Enticing as the subject line is, this is not an entry about geri. And yes, that is an inside joke. Anyhoo, we went to Toya on May 16 and, despite the exhaustion of our Onuma trip, we ended up hopping on the bikes at our youth hostel and biking around the lake to watch the fireworks that happen every night on Toya lake. The area is famous for onsen in the sulfiric excess from two very active vulcanos- Mt. Usu and Mt. Showa-Shinzan (which last erupted in 2000 producing lots of mass wasting). We were informed that the hostel we stayed in would take us to see the fireworks, so we took a $30 cab out there, only to discover we were the only two guests in the whole place. It was, um, awkward. Also, they refused to take us into town. We enjoyed the bike ride in, especially the detour through a sculpture park on the shore. We were totally amused by Sun Palace where we squatted and watched the show in the comfort of the heated second floor hallway. Sun Palace appeared to have about 30 onsen AND an indoor ocean thing. Everyone there seemed drunk and/or Chinese. I pointed out that the Palace was oddly like a land locked cruise ship.
Today, we decided our leg muscles could use even more work, and we hiked up the Showa-Shizan road. There was much debate over whether it was worth it to hitchike 2km. After a brief and crowded cable car trip, we ended up at the summit of Usu-zan. Aron and I are not much for doing what everyone else does. We took the 5km hike around the crater and observed the smoldering remains from about 10 feet below us at times. The sulfiric smell and bursts of steamy hot air were pretty crazy. Japan has something like 100 volcanos, 40 of which are active. From the top of our trail we could see the entire crater from one side and the ocean from the other. Totally worth the 600 stairs we had to climb to get back to our cable car.
I am having a rather nostalgic tour through Japan and remembering my college major as well as possible. Today was a chance for Aron, lawyer/geologist, to make use of his fine Amherst education. For example, I did not make up the phrase `mass waste` in regard to volcanic activity.
Toya is a land of old people in onsen and NO INTERNET. We are happy to be surrounded by the youth and vigor of Sapporo, home of a whopping 4 national breweries. Tomorrow, SAPPORO BREWERY HERE WE COME!!!!
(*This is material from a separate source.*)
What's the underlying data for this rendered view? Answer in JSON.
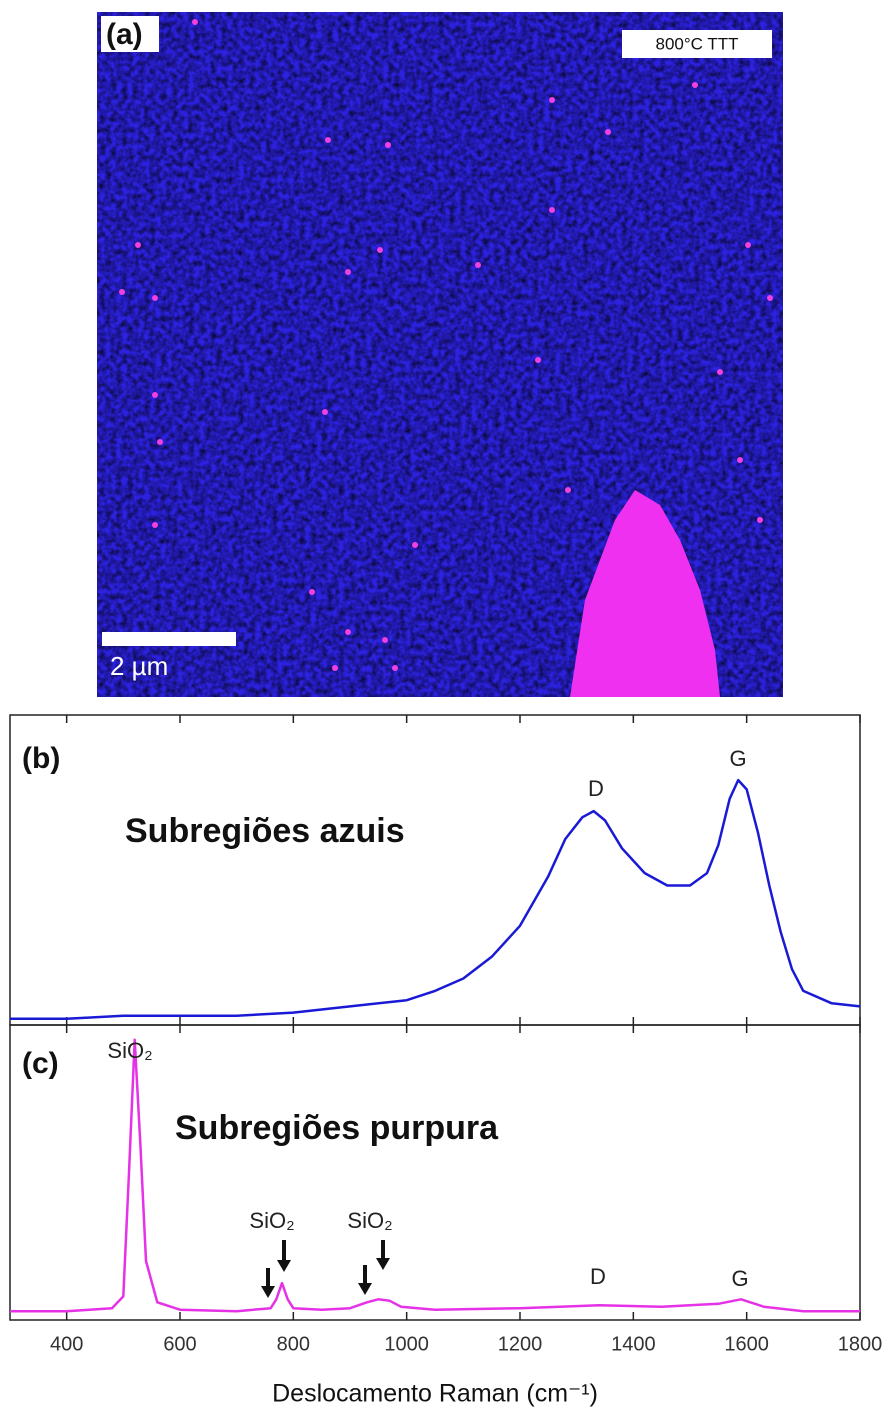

[guidebook note: the Hotel Norte in Sapporo unwittingly sponsored the last several journal entries- we`ve consumed their free computer for the last few hours while experiencing the excitement of a business hotel lobby. Ooooh la la, you thought love hotels were scandalous! Just kidding. Aside from the Celine Dion music and pink walls, this place is pretty tame). At Y5000, we couldn`t pass this up for a love hotel, so sorry if that is the only reason you are reading our journal. Perhaps tomorrow night?]